The data is published in the August 20 issue of New England Journal of Medicine in a paper titled “Letrozole alone or in sequence with Tamoxifen for postmenopausl women with breast cancer.”
An analysis of 8,000 patients in the BIG 1-98 study found that those given the Femara monotherapy, an oral aromatase inhibitor, for five years after surgery fared just as well in terms of disease-free survival as those given sequential treatment with tamoxifen and Femara.
In addition, the Femara monotherapy patients had a 15% lower risk of developing distant metastases and a 12% reduction in the risk of disease-free survival events compared to those given tamoxifen monotherapy over the same time period. There was also a 13% (non-statistically significant) reduction in the risk of death among Femara monotherapy patients.
“Letrozole is the only aromatase inhibitor versus tamoxifen to demonstrate early and significant reduction in the risk of distant metastases, significant improvements in disease-free survival, and this suggestion in overall survival benefit in primary breast cancer patients,” comments Henning T. Mouridsen, M.D., Ph.D., professor of oncology at Copenhagen University Hospital and one of the BIG 1-98 trial investigators.

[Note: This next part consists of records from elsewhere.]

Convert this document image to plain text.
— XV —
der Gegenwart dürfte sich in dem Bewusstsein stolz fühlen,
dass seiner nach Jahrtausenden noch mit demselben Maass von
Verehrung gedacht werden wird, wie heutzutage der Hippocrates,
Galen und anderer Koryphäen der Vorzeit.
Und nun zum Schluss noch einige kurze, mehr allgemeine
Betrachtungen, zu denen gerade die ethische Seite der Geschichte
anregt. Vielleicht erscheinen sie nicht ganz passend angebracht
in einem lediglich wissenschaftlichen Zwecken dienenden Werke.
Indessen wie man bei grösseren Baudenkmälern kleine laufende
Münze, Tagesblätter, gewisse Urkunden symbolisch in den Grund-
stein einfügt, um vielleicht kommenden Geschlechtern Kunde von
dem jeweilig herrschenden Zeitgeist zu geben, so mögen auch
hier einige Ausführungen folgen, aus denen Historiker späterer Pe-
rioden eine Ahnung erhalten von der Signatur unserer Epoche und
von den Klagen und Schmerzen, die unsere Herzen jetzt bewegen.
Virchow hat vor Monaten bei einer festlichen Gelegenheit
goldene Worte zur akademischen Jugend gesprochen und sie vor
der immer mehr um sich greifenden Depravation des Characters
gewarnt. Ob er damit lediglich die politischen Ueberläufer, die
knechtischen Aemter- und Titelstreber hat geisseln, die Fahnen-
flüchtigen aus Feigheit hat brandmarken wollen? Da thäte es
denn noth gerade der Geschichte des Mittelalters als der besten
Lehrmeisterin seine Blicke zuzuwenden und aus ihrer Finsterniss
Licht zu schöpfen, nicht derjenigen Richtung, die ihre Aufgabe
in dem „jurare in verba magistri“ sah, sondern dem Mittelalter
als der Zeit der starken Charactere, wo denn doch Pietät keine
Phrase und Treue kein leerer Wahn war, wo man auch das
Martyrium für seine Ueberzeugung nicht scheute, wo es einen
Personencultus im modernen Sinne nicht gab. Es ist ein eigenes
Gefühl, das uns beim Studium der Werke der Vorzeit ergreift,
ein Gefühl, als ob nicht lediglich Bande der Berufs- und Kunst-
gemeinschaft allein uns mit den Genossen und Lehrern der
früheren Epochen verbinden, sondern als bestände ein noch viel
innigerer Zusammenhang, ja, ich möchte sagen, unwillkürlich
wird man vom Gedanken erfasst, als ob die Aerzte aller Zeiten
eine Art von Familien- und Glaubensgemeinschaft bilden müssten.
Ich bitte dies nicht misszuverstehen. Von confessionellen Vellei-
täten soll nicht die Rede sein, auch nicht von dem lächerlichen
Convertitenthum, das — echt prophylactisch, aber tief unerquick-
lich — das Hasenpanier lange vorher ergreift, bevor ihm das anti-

Novartis points out the Phase III BIG 1-98 study is the only clinical trial to conduct a head-to-head comparison of an aromatase inhibitor with tamoxifen and also a comparison with sequential treatment using an aromatase inhibitor and tamoxifen in the first five years after breast cancer surgery.
Femara is already available in over 100 countries including the U.S., Japan, and major European countries. In the U.S. it is approved as adjuvant therapy for postmenopausal women with hormone receptor-positive early-stage breast cancer, as extended adjuvant therapy for those who are within three months of completing five years on tamoxifen, as well as advanced breast cancer.
The drug is Novartis’ fourth biggest selling pharmaceutical. Net worldwide sales in 2008 were $1.13 billion (up 17%) from 2007. U.S. sales for 2008 were $483 million (up 18%). Global sales of Femara in the first half of this year were $ 596 million, up 15% on the first half of 2008.